Summary of the Climate Safety Plan
The Climate Safety Plan sets out a national roadmap to make every community in Australia safer and more resilient in the face of escalating climate impacts. It calls for a coordinated government response built around fairness, prevention, and preparedness – ensuring that no one is left to face climate change alone.
For every dollar invested in resilience and preparedness, Australia saves ten dollars in response and recovery costs. The plan argues that prevention is not only moral but economically sound, and that Aboriginal and Torres Strait Islander leadership must be central to all planning and implementation.
Key actions proposed
• Make insurance affordable: Introduce federal intervention to curb price gouging and expand public insurance schemes, with subsidies and resilience upgrades for low-income households.
• Climate-proof homes, schools and workplaces: Strengthen the National Construction Code and retrofit existing buildings to ensure all are energy-efficient, liveable and heat-resilient.
• Build a resilient healthcare system: Fully fund the long-delayed National Climate and Health Strategy, invest in climate-ready infrastructure, and support healthcare workers with training and fair pay.

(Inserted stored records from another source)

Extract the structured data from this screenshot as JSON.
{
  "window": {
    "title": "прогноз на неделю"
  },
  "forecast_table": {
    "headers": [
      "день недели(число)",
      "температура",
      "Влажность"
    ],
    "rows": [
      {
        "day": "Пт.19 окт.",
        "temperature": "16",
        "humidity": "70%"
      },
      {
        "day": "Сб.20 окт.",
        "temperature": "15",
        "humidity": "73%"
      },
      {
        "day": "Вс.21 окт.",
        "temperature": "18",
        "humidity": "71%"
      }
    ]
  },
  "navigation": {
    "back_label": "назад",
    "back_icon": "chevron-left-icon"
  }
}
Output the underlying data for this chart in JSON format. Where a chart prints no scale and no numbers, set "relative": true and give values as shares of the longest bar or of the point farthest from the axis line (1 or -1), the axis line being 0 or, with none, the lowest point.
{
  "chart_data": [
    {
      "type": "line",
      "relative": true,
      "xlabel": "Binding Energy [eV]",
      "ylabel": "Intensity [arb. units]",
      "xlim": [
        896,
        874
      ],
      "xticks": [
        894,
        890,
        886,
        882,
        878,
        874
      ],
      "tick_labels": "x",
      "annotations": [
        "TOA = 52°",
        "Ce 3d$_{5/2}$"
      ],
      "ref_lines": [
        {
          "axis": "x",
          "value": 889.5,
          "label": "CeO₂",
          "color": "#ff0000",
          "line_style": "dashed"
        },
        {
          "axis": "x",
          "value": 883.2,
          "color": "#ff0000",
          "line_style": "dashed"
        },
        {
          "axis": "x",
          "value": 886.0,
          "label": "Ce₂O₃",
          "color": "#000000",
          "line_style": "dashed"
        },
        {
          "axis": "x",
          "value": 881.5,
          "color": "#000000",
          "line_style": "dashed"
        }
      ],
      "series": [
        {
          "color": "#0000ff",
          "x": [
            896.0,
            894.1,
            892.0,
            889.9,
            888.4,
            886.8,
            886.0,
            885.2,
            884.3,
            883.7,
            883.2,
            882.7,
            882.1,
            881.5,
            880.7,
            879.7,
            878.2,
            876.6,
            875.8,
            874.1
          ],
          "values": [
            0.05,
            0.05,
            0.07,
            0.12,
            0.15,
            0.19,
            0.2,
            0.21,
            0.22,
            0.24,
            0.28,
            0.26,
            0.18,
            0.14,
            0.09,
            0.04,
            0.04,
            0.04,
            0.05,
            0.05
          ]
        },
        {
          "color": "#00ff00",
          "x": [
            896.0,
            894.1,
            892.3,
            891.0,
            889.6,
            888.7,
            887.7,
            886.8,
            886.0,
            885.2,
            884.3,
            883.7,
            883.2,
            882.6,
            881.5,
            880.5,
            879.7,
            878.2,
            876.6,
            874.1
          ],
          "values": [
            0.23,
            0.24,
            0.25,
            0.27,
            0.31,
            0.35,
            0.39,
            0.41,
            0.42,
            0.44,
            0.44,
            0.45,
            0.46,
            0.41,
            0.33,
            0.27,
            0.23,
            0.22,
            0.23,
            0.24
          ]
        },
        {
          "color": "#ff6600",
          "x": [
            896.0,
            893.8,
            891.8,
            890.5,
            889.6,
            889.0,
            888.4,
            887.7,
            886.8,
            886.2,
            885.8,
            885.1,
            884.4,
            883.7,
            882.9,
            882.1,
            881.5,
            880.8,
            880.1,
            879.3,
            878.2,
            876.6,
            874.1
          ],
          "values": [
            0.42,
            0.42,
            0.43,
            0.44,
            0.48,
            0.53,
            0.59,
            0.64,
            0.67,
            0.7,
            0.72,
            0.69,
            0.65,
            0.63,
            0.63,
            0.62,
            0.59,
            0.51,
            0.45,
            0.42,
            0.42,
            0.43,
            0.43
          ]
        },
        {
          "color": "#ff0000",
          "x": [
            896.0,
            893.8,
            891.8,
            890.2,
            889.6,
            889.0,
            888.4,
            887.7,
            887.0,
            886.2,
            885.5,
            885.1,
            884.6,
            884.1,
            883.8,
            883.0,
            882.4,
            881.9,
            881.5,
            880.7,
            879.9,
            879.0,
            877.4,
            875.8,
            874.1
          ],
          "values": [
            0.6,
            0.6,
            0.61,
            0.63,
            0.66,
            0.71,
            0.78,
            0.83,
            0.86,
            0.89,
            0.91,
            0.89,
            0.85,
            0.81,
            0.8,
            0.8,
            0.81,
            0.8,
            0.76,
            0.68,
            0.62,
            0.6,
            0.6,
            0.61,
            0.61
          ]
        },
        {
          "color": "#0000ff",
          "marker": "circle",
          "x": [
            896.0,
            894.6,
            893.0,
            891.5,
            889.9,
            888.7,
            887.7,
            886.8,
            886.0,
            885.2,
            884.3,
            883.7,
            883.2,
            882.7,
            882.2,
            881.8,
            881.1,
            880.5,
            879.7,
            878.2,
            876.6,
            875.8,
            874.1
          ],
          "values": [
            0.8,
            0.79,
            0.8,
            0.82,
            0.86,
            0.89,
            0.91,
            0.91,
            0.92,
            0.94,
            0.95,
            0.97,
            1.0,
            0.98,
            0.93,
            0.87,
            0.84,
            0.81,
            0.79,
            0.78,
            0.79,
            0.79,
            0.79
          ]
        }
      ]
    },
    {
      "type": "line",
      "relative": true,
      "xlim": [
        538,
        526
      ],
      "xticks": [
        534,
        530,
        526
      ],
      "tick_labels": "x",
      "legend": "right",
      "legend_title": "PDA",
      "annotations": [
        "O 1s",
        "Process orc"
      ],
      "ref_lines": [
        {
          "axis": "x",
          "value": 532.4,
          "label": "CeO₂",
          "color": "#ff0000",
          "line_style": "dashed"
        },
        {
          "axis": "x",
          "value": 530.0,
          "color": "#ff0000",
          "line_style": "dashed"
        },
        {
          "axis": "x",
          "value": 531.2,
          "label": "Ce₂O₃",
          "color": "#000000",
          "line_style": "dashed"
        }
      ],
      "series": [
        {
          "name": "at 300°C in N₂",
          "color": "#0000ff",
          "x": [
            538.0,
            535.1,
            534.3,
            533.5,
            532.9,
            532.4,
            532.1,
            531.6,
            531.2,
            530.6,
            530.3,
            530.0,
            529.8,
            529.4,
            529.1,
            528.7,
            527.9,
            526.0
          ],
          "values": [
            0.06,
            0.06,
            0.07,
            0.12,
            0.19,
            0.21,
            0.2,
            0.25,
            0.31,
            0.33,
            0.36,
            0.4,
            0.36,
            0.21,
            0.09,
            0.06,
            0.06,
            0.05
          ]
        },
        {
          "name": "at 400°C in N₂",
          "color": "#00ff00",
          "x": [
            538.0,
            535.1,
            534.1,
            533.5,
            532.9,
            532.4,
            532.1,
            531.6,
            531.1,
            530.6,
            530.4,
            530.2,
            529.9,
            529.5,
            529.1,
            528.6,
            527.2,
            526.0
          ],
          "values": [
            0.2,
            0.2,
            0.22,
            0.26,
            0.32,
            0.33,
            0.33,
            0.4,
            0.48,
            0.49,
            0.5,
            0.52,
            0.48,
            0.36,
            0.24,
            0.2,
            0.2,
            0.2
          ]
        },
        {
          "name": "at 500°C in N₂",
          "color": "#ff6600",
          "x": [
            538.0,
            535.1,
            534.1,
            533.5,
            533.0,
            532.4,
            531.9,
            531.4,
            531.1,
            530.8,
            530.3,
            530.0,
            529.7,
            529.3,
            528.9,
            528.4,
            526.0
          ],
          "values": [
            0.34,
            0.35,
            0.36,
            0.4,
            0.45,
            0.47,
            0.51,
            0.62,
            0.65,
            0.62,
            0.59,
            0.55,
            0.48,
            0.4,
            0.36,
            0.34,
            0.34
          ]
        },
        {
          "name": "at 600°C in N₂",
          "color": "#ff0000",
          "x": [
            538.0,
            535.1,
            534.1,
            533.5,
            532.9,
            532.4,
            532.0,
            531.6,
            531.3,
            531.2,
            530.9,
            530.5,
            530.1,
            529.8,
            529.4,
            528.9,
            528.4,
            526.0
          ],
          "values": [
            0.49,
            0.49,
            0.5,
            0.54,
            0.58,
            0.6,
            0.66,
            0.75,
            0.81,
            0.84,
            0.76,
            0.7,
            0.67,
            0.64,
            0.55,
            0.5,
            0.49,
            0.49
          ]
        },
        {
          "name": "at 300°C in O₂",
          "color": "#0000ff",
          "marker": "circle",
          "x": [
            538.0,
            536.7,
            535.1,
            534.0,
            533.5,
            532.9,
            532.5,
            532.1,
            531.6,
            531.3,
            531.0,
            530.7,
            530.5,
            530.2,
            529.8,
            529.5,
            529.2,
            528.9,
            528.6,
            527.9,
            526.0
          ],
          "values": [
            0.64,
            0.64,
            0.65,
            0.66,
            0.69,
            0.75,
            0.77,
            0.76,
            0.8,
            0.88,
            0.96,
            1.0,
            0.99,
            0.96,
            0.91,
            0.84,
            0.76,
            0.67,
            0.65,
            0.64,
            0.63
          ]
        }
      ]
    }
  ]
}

• Boost the emergency workforce: Establish a $600 million National Emergency Response Brigade and provide annual grants of $150 million for fire and rescue services.
• Fund community services and local governments: Create two long-term funds – a reformed Disaster Ready Fund and a new LGA Adaptation Fund – each with $2 billion over five years to resource local resilience projects.
• Secure farming and food supply: Invest $500 million over three years in agricultural research, drought preparedness, and water storage to protect rural livelihoods and national food security.
• Deliver climate-ready social support: Reform the social safety net so it protects, rather than penalises, people during disasters; suspend obligations and raise recovery payments when crises strike.
• Centre community voices and leadership: Empower local communities through fair volunteer payments, streamlined recovery grants, and principles for inclusive consultation and decision-making.
How to pay for it
The plan identifies climate resilience as a matter of national fiscal responsibility. By reforming outdated fossil fuel subsidies such as the Petroleum Resource Rent Tax and Fuel Tax Credit Scheme, the government could redirect over $10 billion annually to fund adaptation and preparedness. Treasury is urged to account for the long-term savings of prevention – recognising, for example, that a $1 million seawall that avoids $100 million in future damage is a sound investment, not a cost.
The Climate Safety Plan calls for leadership, coordination and foresight. It envisions a future where communities, workers, and governments act together to safeguard lives, livelihoods, and the land itself – guided by the principle that climate safety is everyone’s right, and that resilience is the foundation of a fair society.